Cada día de principios de abril miraba al cielo con impaciencia. Alzaba la vista hacia el infinito azul esperando la señal que confirmaría el inicio de la primavera. Al principio, solo distinguía sus siluetas oscuras surcando el cielo como flechas de punta afilada. A medida que descendían, la figura triangular que manchaba el azul celeste, se iba definiendo y se podían distinguir sus alas deslizándose en el aire.
Nunca iban solas, siempre en grupo formando conjuntos en lo alto y, a medida que su vuelo iba bajando y haciéndose más visible para aquellos que las contemplaban, se empezaban a oír también sus inconfundibles silbidos. Un lenguaje propio que las hacía aún más enigmáticas.
A su paso los días cambiaban. Su vuelo dejaban tras de sí una estela de aire cálido, un sol que se desperezaba entre las nubes. A su paso, los árboles mudaban los colores a todas las tonalidades de verde y las flores eclosionaban en todo su esplendor con las gotas del rocío invernal aún prendadas de sus pétalos. Se diría que si fueran hadas habrían obrado magia para traer al mundo la nueva estación, pero ni si quiera los hechizos les hacían falta. Tan solo con su viaje de regreso al antiguo continente ya era suficiente para dejar atrás el frío y empezar un nuevo periodo llena de vida.
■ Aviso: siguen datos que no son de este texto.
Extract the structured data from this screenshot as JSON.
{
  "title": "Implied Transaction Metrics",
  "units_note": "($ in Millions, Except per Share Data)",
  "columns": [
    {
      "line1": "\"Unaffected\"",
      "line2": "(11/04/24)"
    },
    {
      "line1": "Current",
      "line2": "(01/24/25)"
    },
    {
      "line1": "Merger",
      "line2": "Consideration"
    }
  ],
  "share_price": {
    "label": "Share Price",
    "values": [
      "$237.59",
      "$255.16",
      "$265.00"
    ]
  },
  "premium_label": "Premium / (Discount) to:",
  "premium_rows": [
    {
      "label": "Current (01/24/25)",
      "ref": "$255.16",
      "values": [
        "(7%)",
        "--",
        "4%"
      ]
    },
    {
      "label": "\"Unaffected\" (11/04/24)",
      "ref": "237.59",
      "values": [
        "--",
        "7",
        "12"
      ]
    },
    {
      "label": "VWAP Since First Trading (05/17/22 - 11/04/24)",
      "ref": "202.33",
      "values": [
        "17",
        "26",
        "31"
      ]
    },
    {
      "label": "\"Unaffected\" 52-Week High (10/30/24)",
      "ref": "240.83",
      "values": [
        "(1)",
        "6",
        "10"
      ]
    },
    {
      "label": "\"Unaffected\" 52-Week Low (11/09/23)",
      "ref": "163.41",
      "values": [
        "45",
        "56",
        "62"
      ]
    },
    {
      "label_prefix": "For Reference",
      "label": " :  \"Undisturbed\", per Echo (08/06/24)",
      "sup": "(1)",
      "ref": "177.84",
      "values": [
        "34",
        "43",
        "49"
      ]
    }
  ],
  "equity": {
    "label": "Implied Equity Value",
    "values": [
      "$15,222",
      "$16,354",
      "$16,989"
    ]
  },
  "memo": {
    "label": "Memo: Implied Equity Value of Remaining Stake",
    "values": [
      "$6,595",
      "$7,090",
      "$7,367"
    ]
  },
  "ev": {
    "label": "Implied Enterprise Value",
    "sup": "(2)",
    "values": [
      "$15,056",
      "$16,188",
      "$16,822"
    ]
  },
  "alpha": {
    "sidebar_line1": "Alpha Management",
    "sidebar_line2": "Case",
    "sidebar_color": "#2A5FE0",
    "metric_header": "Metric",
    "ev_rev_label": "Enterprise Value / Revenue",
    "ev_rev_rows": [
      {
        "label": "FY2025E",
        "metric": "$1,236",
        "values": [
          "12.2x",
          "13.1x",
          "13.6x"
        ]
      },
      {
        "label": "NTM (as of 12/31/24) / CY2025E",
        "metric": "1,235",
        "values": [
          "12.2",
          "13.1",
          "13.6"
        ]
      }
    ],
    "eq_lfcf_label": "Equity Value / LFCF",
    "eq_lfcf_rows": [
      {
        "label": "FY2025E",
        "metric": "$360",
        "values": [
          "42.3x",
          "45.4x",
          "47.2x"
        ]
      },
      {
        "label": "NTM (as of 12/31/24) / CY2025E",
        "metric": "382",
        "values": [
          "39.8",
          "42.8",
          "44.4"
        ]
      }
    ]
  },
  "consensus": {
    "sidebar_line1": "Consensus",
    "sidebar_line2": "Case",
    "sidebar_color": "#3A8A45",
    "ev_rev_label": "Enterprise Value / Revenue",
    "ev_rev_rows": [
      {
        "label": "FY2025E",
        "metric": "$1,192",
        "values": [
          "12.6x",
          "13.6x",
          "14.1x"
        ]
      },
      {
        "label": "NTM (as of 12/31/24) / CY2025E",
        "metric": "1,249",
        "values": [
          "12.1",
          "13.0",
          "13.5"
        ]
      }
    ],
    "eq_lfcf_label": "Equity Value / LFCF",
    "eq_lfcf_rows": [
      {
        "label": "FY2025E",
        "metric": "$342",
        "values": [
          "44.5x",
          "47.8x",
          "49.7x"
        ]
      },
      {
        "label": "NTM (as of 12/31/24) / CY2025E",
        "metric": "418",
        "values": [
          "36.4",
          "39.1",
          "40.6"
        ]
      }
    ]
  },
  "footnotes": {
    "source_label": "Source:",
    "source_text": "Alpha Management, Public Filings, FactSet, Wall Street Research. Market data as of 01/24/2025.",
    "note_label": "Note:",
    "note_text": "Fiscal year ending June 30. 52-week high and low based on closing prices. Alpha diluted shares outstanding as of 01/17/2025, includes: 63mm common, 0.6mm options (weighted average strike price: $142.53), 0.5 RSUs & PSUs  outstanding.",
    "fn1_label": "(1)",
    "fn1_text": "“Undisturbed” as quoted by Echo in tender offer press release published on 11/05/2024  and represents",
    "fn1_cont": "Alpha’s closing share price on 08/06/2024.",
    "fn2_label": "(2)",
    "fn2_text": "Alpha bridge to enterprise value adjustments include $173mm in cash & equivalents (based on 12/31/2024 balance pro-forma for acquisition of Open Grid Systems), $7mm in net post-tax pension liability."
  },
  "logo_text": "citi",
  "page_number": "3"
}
Para muchos, como para ella, estos seres representaban todo lo bueno de los días felices. Las recordaba en su infancia posadas sobre los hilos telefónicos que colgaban entre los pisos, achicharrándose bajo el sol del verano, pero sin cesar el parloteo estridente del que todas participaban. Contestándose las unas a las otras en el idioma que les era propio pasaban las tardes de agosto.
Y ella las observaba apoyada en el marco de la ventana de su pequeña habitación, preguntándose qué secretos guardarían de todos sus viajes en tierras lejanas, qué cuentos y leyendas habrían escuchado por el camino. Soñaba también con que la llevaran consigo a países desconocidos, a vivir aventuras bajo su vuelo protector.
Pasados los meses de verano, sabía que pronto las perdería de vista y su mirada al cielo se volvía preocupada y triste. Al verlas partir en octubre, sus ojos se humedecían por no poder seguirlas allá donde fueran y por dejar de oír sus silbidos alegres entre los patios y terrazas. El invierno se acercaba acechando detrás de las esquinas, cada vez más próximo y amenazador.
A veces, hubiera deseado hibernar hasta que ellas volvieran surcando el cielo, pero finalmente siempre prefería mantenerse atenta a la espera. Las esperaba en mitad de los días gélidos que se instauraban sin pedir permiso, con la esperanza que pasaran lo más rápido posible. Aún así no sufría por su retorno, ya que sabía que después del invierno, guiadas por el mismo poder de atracción que las hipnotizaba cada año, regresarían trayendo consigo la estela de la primavera.
Aquella certeza le infundía una seguridad sin comparación, como si fuera el cimiento que equilibraba cada día de su vida. Pasara lo que pasara, las golondrinas siempre volvían.